TLS and DTLS - Commons and Differences

TLS and DTLS are both used to encryt comunication. Both are based on the Internet Protocol v4 or Internet Protocol v6 to exchange messages. TLS reached a large popularity, while DTLS seems to be still uncommon. Some may therefore ask, why DTLS should be considered at all. So compare both to see the difference. Possibly some will recognise, that there are cases, where DTLS shows benefits.

TLS

TLS is very wellknown. It is based on TCP. That offers a connection oriented reliable transmission. You may consider it as “stream of ordered data without gaps”. For the most, that’s what is wanted for communication. You can send data and it gets received reliable in the same order without gaps. A TCP stream is split into IP messages and the reliability is based on retransmissions of these IP messages, as common. In some rare cases, for example under bad connectivity, even these retransmissions fails, and so the connection is dropped and no data could be exchanged. TCP transmits these IP messages using a window-buffer. It sends a number of messages without waiting for ACKs. The nonobvious drawback comes with a situation, where some data could be transmitted successfully, but some is dropped. To grant the “ordered data without gaps” the already received data after such a gap must be dropped, if that gap could not be closed by retransmissions. If the time of processing the received data is critical to your application, these grants may turn into drawback. The critical data may have been already received, but some less important, but preceding, data may stick in retransmission. With that, the critical data will not be processed in time.

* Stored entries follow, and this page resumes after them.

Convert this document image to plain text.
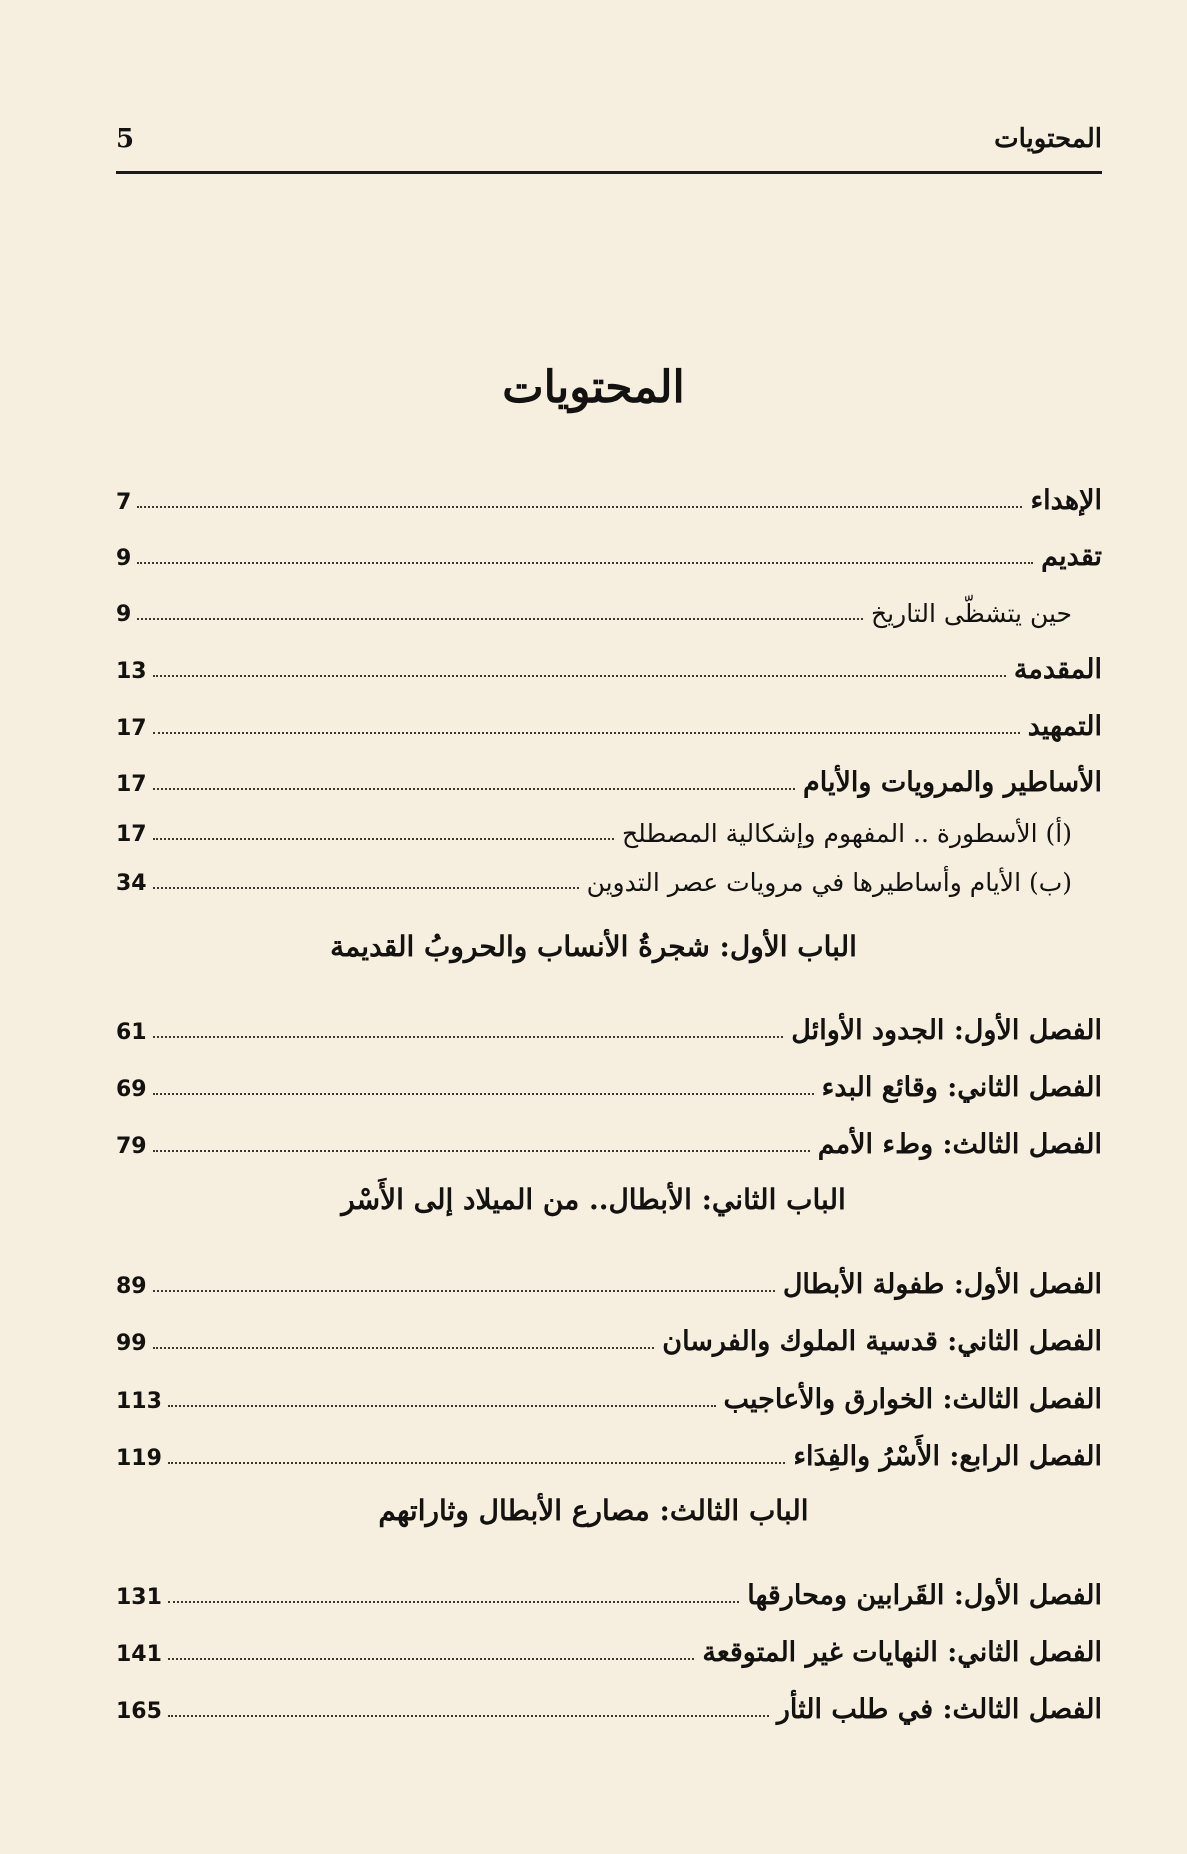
المحتويات
5
المحتويات
الإهداء
7
تقديم
9
حين يتشظّى التاريخ
9
المقدمة
13
التمهيد
17
الأساطير والمرويات والأيام
17
(أ) الأسطورة .. المفهوم وإشكالية المصطلح
17
(ب) الأيام وأساطيرها في مرويات عصر التدوين
34
الباب الأول: شجرةُ الأنساب والحروبُ القديمة
الفصل الأول: الجدود الأوائل
61
الفصل الثاني: وقائع البدء
69
الفصل الثالث: وطء الأمم
79
الباب الثاني: الأبطال.. من الميلاد إلى الأَسْر
الفصل الأول: طفولة الأبطال
89
الفصل الثاني: قدسية الملوك والفرسان
99
الفصل الثالث: الخوارق والأعاجيب
113
الفصل الرابع: الأَسْرُ والفِدَاء
119
الباب الثالث: مصارع الأبطال وثاراتهم
الفصل الأول: القَرابين ومحارقها
131
الفصل الثاني: النهايات غير المتوقعة
141
الفصل الثالث: في طلب الثأر
165
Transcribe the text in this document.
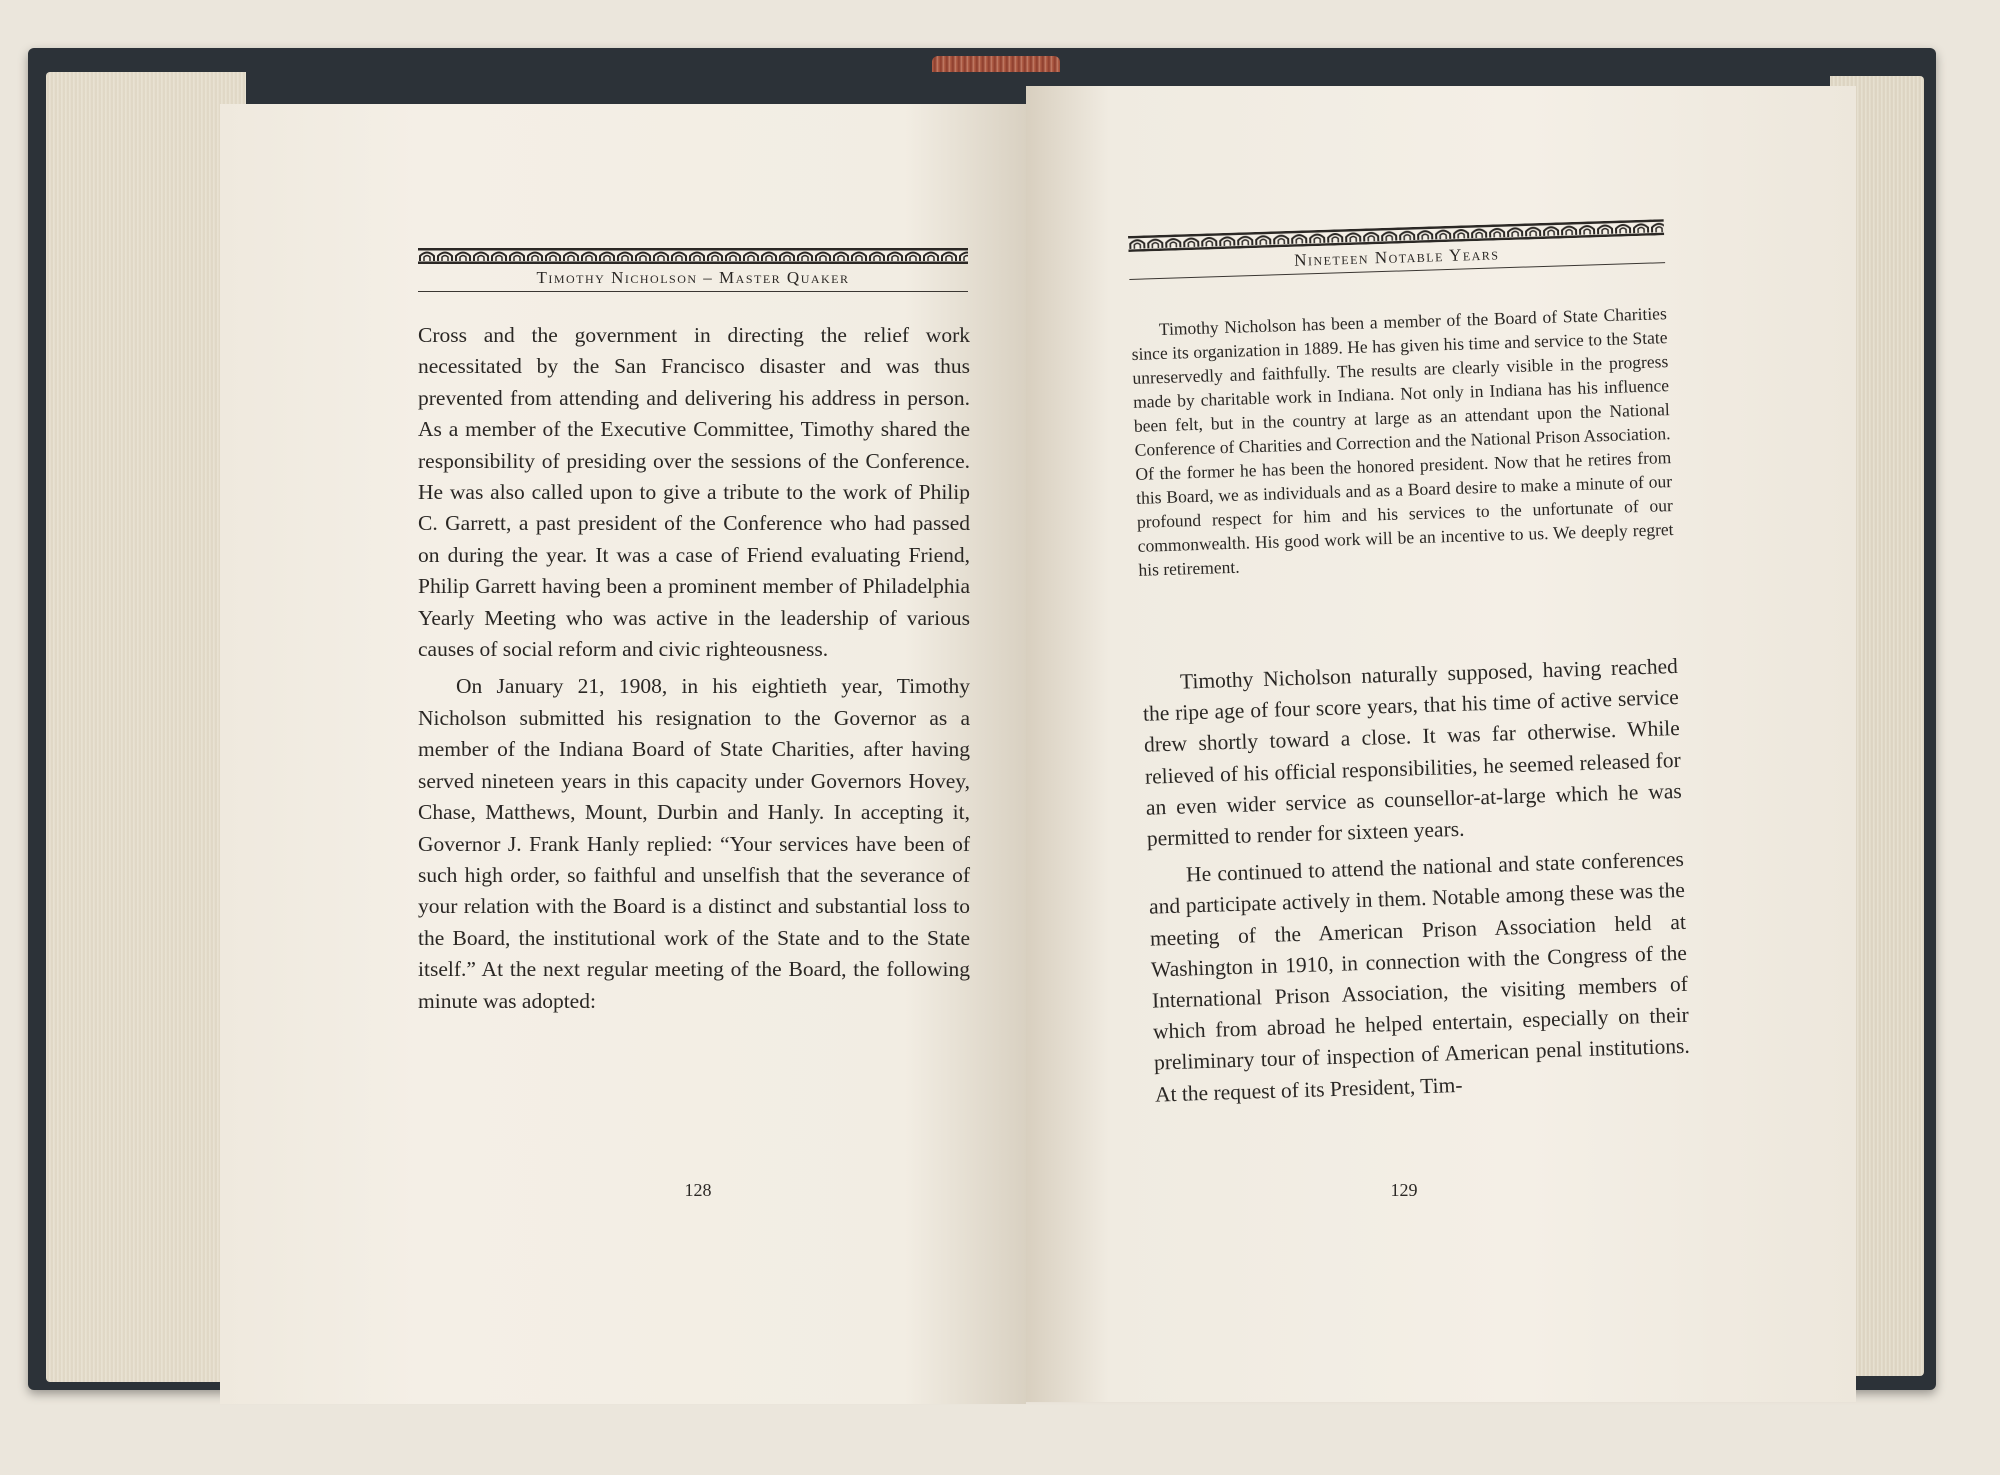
Timothy Nicholson – Master Quaker

Cross and the government in directing the relief work necessitated by the San Francisco disaster and was thus prevented from attending and delivering his address in person. As a member of the Executive Committee, Timothy shared the responsibility of presiding over the sessions of the Conference. He was also called upon to give a tribute to the work of Philip C. Garrett, a past president of the Conference who had passed on during the year. It was a case of Friend evaluating Friend, Philip Garrett having been a prominent member of Philadelphia Yearly Meeting who was active in the leadership of various causes of social reform and civic righteousness.

On January 21, 1908, in his eightieth year, Timothy Nicholson submitted his resignation to the Governor as a member of the Indiana Board of State Charities, after having served nineteen years in this capacity under Governors Hovey, Chase, Matthews, Mount, Durbin and Hanly. In accepting it, Governor J. Frank Hanly replied: “Your services have been of such high order, so faithful and unselfish that the severance of your relation with the Board is a distinct and substantial loss to the Board, the institutional work of the State and to the State itself.” At the next regular meeting of the Board, the following minute was adopted:

128
Nineteen Notable Years

Timothy Nicholson has been a member of the Board of State Charities since its organization in 1889. He has given his time and service to the State unreservedly and faithfully. The results are clearly visible in the progress made by charitable work in Indiana. Not only in Indiana has his influence been felt, but in the country at large as an attendant upon the National Conference of Charities and Correction and the National Prison Association. Of the former he has been the honored president. Now that he retires from this Board, we as individuals and as a Board desire to make a minute of our profound respect for him and his services to the unfortunate of our commonwealth. His good work will be an incentive to us. We deeply regret his retirement.

Timothy Nicholson naturally supposed, having reached the ripe age of four score years, that his time of active service drew shortly toward a close. It was far otherwise. While relieved of his official responsibilities, he seemed released for an even wider service as counsellor-at-large which he was permitted to render for sixteen years.

He continued to attend the national and state conferences and participate actively in them. Notable among these was the meeting of the American Prison Association held at Washington in 1910, in connection with the Congress of the International Prison Association, the visiting members of which from abroad he helped entertain, especially on their preliminary tour of inspection of American penal institutions. At the request of its President, Tim-

129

    +---+---+---+---+---+---+---+---+
    | 1 | 2 | 3 | x | 5 | 6 | 7 | 8 |
    +---+---+---+---+---+---+---+---+

(IP messages 1-3 and 5-8 are already received. But 4 is missing. In order to grant the “stream of ordered data without gaps”, the receiver has to wait for the missing message. That delays the processing of 5-8. If the missing message gets lost even with retransmissions, the connection is dropped at message 3, and the messages 5-8 will then be lost as well.)

Usually such situations will be extremely rare, therefore TCP is so widespread. But for some environments it’s challenging. Especially mobile or slow narrowband links scenarios gets faced by such trouble.

(Some might object, that TCP offers a concept of urgent data. Read it, before rely on that.)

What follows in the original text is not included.